Elise bit her lip, searching for a counterargument. And then Fern said, “Even if someone did want us to have this baby, we’d still need to go through legal channels.”
It was the first sign Fern was even remotely considering keeping the baby. “Fern,” she said, her voice quivering. “The whole time we were trying to start a family, you kept saying, ‘If it’s meant to be, it will be.’ Well, it happened. Not in the way we expected,but it has happened. The rest is just details.”
“Yes, and what about those details? They’re not insignificant.”
“We’ll figure it out.”
Fern shook her head. “I don’t want you getting attached to this baby. I bet you’ve already named her.”
Elise smiled sheepishly. “I’ve been calling her Mira. Short for Miracle. Which she is.”
Fern sighed. “Elise. What happens when her mother—or father—comes back? Or what if we try to make this official and find that legally we can’t?”
“That’s a chance I’m willing to take.”
Fern continued down the path, joining what was now a steady stream of people. Elise trotted after her.
“That’s it? You’re done talking?” Elise called out.
Fern turned back to face her. “I think you’re playing with fire. But I also know that you feel I took away your chance to have a baby once before, when I refused to keep trying to have a baby of our own. Our relationship barely survived it. I don’t want to be the bad guy again.”
“Let’s just give it a few weeks. That’s all I’m asking.”
“We never discussed adopting, Elise.”
“Maybe now is the time.”
“I’m not ready to have that conversation.”
“Why not? Why do you get to decide, unilaterally, when the time is right?”
Fern rubbed her brow. When she looked at Elise, she seemed very tired. “I’m giving this another week, long enough for whoever dropped her off to change her mind and not get in trouble. And if she doesn’t show up by then, I’m going to report what’s going on. If—if—we decide we want to try to adopt her, we have to go through the Department of Children and Families.”
“That could take months. And they might not let us. I mean, it’s a state agency. Who knows what kind of biases they operate under? We’re a same-sex couple, there aren’t a lot of school options nearby—”
“Elise, one step at a time. No matter what the hurdles are, we need to do things the right way. Can we at least agree on that?”
Elise nodded.
Fern glanced ahead at the barn. “If we’re going to this thing, we have to go now.”

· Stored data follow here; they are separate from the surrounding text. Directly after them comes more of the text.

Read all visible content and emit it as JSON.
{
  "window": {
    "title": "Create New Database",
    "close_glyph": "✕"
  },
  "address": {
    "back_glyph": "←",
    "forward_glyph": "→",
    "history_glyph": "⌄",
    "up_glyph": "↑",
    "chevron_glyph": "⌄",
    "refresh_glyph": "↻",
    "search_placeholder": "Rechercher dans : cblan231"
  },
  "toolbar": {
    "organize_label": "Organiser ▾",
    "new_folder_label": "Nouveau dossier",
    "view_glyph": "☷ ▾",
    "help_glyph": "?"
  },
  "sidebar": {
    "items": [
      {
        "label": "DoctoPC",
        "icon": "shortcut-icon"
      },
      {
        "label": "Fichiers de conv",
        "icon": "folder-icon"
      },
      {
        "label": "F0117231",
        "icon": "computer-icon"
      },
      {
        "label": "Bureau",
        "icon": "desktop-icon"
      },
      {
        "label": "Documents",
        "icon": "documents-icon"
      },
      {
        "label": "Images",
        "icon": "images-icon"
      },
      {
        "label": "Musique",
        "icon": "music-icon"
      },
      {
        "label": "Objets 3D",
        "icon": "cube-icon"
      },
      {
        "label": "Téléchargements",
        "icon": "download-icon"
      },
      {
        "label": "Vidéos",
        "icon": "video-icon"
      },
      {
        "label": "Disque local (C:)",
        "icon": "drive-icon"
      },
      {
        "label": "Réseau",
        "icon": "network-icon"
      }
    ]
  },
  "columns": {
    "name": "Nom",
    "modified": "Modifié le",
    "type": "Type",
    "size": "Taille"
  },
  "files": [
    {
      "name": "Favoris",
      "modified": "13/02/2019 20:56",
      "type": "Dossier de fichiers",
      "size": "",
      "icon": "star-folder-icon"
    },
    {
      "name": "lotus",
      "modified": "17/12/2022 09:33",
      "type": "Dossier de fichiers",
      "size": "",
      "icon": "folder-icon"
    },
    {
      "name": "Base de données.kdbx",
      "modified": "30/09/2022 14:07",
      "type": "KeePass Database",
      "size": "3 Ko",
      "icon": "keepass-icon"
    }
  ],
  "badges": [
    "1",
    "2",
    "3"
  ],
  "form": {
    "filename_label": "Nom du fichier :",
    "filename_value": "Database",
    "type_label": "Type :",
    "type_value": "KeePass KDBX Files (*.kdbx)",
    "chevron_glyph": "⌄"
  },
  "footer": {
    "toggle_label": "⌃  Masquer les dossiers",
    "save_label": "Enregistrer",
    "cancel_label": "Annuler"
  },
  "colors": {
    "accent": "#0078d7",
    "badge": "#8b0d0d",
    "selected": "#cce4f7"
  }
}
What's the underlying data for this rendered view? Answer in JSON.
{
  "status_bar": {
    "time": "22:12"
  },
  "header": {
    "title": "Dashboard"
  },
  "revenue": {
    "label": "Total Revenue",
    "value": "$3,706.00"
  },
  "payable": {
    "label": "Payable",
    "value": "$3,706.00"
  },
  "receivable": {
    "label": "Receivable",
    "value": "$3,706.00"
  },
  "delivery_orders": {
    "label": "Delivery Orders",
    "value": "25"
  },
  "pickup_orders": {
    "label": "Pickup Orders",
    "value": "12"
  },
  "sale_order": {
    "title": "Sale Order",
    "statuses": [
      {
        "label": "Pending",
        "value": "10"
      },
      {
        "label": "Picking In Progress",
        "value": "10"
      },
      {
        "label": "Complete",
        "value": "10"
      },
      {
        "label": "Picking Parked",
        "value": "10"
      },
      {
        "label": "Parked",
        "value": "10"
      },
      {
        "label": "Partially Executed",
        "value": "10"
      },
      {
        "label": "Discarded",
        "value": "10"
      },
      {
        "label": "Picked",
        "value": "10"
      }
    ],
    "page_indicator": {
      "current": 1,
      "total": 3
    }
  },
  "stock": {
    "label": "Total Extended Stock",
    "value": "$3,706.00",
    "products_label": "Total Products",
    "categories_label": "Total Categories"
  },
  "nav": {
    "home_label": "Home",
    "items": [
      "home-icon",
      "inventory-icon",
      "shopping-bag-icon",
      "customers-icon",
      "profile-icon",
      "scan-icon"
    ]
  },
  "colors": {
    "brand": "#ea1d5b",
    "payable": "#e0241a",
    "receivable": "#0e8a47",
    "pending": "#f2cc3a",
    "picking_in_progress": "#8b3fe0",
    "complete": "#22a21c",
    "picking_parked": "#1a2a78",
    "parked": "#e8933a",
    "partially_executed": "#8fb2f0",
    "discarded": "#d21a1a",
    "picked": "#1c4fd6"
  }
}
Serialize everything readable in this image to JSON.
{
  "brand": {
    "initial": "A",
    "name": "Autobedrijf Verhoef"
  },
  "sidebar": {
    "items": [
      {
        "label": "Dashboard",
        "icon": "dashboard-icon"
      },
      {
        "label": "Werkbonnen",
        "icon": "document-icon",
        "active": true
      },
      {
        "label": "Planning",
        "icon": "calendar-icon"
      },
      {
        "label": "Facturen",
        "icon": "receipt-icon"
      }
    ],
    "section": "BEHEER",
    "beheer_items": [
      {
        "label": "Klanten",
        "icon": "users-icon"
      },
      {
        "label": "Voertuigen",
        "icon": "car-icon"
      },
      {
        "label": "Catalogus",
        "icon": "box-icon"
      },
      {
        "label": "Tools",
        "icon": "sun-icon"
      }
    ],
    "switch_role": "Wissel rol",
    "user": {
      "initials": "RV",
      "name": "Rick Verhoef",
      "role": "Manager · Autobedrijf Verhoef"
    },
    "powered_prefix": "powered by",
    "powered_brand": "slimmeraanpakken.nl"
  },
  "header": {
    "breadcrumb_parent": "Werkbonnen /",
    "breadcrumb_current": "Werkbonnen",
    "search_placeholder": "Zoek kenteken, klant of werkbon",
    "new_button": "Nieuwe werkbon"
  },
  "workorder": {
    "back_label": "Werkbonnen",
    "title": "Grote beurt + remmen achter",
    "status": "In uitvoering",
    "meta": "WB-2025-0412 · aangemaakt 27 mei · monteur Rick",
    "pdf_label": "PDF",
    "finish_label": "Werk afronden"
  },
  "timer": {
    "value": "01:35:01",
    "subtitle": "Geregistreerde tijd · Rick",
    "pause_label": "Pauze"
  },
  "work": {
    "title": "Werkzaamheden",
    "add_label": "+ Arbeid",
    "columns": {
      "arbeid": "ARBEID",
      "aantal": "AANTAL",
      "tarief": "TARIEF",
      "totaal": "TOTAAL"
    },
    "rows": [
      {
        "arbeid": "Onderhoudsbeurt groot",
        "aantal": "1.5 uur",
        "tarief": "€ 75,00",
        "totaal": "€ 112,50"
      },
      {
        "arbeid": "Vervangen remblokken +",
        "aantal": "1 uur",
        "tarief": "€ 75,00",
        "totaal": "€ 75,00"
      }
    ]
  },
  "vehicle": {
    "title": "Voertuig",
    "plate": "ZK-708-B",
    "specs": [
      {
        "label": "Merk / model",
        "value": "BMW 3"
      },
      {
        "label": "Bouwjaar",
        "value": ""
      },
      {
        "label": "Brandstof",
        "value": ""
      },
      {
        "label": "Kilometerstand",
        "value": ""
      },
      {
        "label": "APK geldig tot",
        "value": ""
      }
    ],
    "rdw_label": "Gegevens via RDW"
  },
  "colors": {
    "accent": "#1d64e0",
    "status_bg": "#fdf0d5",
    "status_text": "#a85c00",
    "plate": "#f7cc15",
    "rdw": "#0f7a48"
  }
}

Elise stood for a moment, then started walking.
A week was enough time for Fern to come around. Elise knew that although her wife was practical and tough-minded, she had a big heart. A little time with the baby, and Fern would fall in love too.
And when they were both in love, anything was possible.
Ruth sat on one of the white benches in the front yard of Shell Haven holding a glass of wine. She had sat down to watch the sunset, but now it was getting late. Still, she felt no desire to move. An identical bench was positioned across from her own, one of the house’s many design touches that suggested the home was a place for company, for a life shared.
She turned sideways to face the street. The town offered great people-watching everywhere; she tried to get lost in the parade of happy strangers.
She glanced, for the thousandth time, at her phone. Still no call back from Olivia. Not even a text. This wasn’t unusual or surprising, but for the first time in a long while, it was unacceptable. Ruth didn’t know if it was the recent long stretches of solitude, the change in scenery, or the baby she’d held in her arms that morning, but she felt an intense, desperate need to hear her daughter’s voice. It was as if the baby had had a chemical effect on her, had unleashed some long-dormant maternal longing that she had buried under years of nonstop motion.
Ruth’s chilly relationship with her daughter had been the subject of endless analysis with Dr. Bellow, who’d told Ruth that Olivia no doubt felt abandoned by her mother. Ruth knew this, of course, and suffered immense guilt accordingly.
Olivia had taken the divorce very hard. She’d been a preteen, arguably the worst time to experience a parental separation. In the beginning, for the first year or so, Ruth and Ben had tried to maintain fifty-fifty shared custody, with Ruth as the primary custodial parent. Ben moved out of the house and into a nearby apartment. But it quickly became clear that Ruth’s long workdays, unpredictable schedule, and frequent traveling made it unfair for her to hold on to primary physical custody. She moved out of the house, Ben moved back in, and life went on.
It took Ruth years with Dr. Bellow to forgive herself and accept that she had done the best she could do, and this self-forgiveness had been a relatively recent breakthrough.